Hard questions will be thrown your way, so take all the time you need to answer them truthfully and confidently. If you need to pause and think, do it. If you ask a question and an active replies with a lengthy answer, you can spend a few seconds of silence thinking about their response.
Think about what you want to learn about each chapter even before recruitment starts. Come prepared with questions, even tougher ones, on the second day. The more in-depth questions you ask, the more interested you’ll seem in a chapter. You’ll get some tough ones back, but this is good! Answer them as best as you can in order to find a perfect match.
Odds are, you’ll have it narrowed down to two chapters on Preference Day, and it is totally okay to be indecisive after talking to both groups. Your recruitment councilor is there for a reason. Go to her for any clarity or last minute questions. She is disaffiliated so it’s her job to help you find your home, not put you into hers.
If you’re coming into recruitment with a legacy, or a mom or sister that was in a certain chapter at your school, it’s okay to go your own path. The point of recruitment is to find your home, not continue a tradition. If you have a legacy, this also doesn’t automatically give you a bid.
After visiting your last two chapters on Preference day, you’ll have to make a choice: Which is your first choice, and which is your second: some people will get their second. Suicide Bidding however, is when a girl only puts her top pick down, aka she will not accept her second choice. If you do this, it doesn’t increase your chances of getting into your number one, but it also won’t put you into a chapter you wouldn’t be happy with.
If you do happen to get your second choice, it’s okay to not accept a bid. If you know in your heart a chapter isn’t for you, why would you join? Some people go through recruitment multiple times in order to find their home, and that is perfectly fine.
Some girls are indecisive, but other girls know exactly where they belong. It is okay to let the active you’re talking to know what direction you’re leaning. Maybe not so obviously, but hinting at it can actually help your chances of getting into a chapter.
By the time you’ve visited a chapter a couple times, you might be fresh out of questions, and this is fine. You don’t have to slam everyone with questions, but do make sure you know everything you want to know. After that, just relax and have casual conversation.
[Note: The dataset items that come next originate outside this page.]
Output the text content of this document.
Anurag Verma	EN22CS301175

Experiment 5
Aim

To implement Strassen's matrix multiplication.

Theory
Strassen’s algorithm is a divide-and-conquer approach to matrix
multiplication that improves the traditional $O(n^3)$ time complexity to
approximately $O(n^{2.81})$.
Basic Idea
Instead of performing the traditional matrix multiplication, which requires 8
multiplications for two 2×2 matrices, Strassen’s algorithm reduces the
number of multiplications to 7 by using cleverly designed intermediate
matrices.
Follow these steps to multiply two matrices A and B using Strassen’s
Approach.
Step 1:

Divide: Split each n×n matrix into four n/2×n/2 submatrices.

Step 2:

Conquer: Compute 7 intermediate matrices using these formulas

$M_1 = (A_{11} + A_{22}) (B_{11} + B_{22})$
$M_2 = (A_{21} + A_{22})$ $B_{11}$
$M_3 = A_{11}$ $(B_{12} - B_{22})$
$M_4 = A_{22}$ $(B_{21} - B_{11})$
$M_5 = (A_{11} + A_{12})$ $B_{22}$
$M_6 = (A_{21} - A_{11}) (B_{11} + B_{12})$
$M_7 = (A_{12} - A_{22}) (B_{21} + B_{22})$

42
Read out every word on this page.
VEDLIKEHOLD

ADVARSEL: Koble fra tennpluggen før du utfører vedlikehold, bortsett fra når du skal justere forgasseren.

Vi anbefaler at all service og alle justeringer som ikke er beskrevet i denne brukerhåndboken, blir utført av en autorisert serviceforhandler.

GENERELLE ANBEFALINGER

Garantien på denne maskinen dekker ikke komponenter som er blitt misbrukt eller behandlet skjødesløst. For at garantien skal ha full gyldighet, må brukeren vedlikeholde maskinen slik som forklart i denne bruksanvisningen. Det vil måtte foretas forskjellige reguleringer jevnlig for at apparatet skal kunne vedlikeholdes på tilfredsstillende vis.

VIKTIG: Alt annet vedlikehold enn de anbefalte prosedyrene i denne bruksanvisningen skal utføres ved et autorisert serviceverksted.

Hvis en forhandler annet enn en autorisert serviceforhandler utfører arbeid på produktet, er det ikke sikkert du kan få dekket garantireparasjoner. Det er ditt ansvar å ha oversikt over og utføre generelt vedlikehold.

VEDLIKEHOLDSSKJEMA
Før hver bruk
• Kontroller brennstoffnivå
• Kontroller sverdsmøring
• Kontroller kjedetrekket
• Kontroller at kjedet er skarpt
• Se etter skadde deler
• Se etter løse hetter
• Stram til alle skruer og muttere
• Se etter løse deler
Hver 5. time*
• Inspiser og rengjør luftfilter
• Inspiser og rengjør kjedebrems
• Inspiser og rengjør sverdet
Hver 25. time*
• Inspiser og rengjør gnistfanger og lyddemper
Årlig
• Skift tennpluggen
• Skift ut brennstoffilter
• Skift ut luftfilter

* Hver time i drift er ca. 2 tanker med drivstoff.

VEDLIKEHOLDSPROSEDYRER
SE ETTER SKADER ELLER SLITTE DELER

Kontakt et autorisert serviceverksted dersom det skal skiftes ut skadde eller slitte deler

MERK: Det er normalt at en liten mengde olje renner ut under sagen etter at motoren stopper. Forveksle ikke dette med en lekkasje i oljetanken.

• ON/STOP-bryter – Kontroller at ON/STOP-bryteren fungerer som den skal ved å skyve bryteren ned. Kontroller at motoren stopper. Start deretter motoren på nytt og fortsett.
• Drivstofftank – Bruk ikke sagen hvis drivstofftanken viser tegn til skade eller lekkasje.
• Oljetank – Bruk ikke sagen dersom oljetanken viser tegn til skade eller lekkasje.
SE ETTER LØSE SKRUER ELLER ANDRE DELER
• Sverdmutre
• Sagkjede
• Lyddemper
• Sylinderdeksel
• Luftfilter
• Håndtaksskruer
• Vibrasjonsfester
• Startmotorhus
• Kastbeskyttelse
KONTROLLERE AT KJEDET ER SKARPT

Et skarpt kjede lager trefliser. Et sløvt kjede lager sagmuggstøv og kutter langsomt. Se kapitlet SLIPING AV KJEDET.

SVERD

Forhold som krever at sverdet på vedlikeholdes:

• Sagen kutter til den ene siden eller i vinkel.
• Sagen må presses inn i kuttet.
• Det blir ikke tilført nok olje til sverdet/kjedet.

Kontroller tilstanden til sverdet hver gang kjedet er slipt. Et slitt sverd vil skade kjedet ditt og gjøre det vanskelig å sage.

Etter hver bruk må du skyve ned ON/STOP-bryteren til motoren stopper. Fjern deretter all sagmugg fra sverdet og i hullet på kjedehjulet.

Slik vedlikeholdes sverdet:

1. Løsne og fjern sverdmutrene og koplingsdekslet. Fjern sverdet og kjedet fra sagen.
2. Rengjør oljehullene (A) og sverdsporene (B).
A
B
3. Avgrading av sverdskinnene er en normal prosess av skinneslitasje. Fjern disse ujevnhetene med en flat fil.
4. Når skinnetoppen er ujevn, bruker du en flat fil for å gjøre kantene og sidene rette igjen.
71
I’m partially joking but partially not, I go to a small university, like my pledge class is 10 people – small. It seems like at bigger universities, 80% of girls going through recruitment decide to wear some combination of Lilly shorts and Tory Burch sandals. If this accurately describes your style, then go for it! Just know that you can, and should wear what resembles your style, there is no need to try to fit in with a chapter that is not you at all.
Recruitment is a crazy experience, and honestly the whole thing will be the most fun blur of your life. Things might not go perfect or how you expected, but trust the system, get excited, and find your home!